Te dábamos estampas con los bordes calados
iguales al platito de pasas
que, con el té, se ofrece a las visitas,
detentes y reliquias en los que oro cosíamos
y ante ti nos sentábamos con infantil modestia.
Mi tan amado y puro seminarista hermoso,
¡cuántas serpientes enroscadas en los macizos de azucenas,
qué sintieron las rosas en tus manos que así se deshojaban!
Con la mirada baja protegerte queríamos
de nuestra femenina seducción.
Vano propósito.
Un día, un turgente púrpura,
tu pantalón incógnito, de pronto, estirará
y Adán derramará su provisión de leche.
Nada podrá parar tan vigoroso surtidor.
Bien que sucederá, sucederá.
Aunque nuestra manzana nunca muerdas,
aunque tu espasmo nunca presidamos,
bien que sucederá, sucederá.
Y no te ha de salvar ningún escapulario,
y ni el terrible infierno del albo catecismo
podrá evitar el cauce radiante de tu esperma.
*Beca: especie de manto de seda o paño, que colgaba del cuello hasta cerca de los pies, y que en algún tiempo usaron sobre la sotana los eclesiásticos que tenían alguna dignidad.
~
A un joven con abanico
*
Y qué encantadora es tu inexperiencia.
Tu mano torpe, fiel perseguidora
de una quemante gracia que adivinas
en el vaivén penoso del alegre antebrazo.

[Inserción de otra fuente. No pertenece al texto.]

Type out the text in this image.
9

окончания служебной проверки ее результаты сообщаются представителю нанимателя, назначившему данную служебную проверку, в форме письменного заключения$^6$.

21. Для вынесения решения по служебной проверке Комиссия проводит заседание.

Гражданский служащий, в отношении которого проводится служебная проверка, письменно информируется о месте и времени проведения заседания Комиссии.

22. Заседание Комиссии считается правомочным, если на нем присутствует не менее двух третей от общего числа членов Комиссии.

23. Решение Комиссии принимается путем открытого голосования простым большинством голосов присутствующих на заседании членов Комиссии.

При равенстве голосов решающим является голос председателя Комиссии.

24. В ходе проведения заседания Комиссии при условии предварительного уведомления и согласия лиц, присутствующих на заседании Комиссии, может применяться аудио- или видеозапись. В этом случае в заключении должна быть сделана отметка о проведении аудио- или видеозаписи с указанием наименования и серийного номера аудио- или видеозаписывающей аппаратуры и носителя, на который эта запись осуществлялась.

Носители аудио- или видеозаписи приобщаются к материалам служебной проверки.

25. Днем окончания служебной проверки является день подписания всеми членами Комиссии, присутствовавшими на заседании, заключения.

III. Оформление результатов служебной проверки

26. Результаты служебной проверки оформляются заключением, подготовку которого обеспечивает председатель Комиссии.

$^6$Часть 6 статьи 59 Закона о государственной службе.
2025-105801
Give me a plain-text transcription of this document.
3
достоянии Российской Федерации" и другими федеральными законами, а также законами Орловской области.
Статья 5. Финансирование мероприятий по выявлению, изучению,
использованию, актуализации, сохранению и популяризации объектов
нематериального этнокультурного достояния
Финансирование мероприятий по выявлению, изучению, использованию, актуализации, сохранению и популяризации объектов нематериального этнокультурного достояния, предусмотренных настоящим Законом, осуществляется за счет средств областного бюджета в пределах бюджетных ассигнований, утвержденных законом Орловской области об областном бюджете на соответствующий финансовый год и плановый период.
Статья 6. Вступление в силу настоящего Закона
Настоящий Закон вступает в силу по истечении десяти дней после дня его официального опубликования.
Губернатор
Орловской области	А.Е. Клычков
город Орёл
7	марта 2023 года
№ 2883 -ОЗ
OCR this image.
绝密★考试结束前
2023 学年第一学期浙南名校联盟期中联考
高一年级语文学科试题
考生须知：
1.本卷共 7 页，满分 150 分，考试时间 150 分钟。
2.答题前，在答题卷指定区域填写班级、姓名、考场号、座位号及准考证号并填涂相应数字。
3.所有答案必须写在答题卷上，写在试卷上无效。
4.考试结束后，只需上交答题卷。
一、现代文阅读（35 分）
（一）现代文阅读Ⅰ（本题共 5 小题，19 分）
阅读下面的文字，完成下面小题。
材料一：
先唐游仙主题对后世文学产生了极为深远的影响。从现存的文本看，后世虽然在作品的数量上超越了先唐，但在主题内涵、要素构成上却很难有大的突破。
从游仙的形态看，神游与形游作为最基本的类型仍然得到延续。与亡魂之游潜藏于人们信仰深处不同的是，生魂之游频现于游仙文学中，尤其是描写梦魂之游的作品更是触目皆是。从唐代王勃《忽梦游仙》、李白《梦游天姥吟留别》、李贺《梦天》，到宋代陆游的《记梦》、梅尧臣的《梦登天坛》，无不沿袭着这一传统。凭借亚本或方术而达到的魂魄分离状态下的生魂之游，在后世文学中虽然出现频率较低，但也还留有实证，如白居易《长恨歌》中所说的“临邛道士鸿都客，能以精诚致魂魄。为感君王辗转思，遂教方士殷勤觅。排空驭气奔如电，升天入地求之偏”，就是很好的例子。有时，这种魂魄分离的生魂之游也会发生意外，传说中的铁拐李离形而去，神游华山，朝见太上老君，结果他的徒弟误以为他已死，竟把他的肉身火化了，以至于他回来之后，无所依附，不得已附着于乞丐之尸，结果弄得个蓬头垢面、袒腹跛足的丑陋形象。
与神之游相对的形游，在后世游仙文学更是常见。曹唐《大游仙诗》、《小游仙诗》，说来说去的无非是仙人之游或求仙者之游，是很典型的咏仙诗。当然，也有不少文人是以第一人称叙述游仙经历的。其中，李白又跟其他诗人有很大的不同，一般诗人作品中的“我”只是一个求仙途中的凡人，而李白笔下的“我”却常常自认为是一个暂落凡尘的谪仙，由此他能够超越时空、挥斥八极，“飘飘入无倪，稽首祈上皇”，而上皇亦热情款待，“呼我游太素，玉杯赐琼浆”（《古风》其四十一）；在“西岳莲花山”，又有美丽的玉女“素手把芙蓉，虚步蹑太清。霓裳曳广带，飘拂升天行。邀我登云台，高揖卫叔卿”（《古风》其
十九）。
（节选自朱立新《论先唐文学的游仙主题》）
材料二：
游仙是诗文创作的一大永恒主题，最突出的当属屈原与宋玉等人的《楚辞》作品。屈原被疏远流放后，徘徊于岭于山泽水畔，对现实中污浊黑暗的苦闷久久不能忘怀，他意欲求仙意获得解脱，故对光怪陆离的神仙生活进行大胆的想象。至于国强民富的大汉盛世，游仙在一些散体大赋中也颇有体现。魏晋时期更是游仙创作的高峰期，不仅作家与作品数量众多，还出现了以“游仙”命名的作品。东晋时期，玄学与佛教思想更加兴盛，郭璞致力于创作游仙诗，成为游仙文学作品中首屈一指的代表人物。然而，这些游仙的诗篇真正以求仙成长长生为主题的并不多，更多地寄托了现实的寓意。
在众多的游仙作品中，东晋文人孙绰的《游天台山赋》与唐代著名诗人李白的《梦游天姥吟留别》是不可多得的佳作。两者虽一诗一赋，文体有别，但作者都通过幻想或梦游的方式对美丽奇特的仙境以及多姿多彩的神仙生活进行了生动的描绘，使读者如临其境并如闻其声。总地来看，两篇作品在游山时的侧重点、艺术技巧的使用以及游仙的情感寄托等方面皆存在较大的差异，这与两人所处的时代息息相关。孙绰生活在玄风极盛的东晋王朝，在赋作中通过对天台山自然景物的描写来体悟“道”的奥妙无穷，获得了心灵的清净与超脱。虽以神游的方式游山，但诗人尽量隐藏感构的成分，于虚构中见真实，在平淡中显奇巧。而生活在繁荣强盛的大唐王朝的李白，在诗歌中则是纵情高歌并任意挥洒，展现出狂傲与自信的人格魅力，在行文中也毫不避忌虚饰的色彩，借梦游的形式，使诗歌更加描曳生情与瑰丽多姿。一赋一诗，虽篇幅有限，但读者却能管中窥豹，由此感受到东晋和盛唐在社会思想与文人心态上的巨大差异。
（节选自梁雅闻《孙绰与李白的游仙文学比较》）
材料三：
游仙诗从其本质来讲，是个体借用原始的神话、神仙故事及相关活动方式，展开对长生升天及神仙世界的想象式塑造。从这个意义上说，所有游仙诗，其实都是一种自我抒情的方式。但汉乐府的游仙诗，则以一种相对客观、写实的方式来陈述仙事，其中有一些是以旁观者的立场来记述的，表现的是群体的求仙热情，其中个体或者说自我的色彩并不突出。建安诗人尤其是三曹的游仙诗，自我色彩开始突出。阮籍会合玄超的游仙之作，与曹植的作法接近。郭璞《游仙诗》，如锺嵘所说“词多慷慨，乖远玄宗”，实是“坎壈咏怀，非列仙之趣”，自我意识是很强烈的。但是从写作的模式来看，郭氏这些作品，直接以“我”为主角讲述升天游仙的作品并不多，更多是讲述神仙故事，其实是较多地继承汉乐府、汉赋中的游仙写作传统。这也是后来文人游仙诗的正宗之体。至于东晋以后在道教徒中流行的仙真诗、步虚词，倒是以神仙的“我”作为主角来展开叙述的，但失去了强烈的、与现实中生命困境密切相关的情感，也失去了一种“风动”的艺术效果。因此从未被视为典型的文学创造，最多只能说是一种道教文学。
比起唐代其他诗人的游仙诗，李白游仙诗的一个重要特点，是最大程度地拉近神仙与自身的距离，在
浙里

Alguien cose en tu sangre lentejuelas
para que atravieses
los redondos umbrales del placer
y ensayas a la vez desdén y seducción.
En ese larvado gesto que aventuras
se dibuja tu madre, reclinada
en la gris balaustrada del recuerdo.
Y tus ojos, atentos al paciente
e inolvidable ejemplo, se entrecierran.
Y mientras, adorable
y peligrosamente, te desvías.
Ana Rossetti (San Fernando, 1950) Los devaneos de Erato. Valencia: Prometeo, 1979.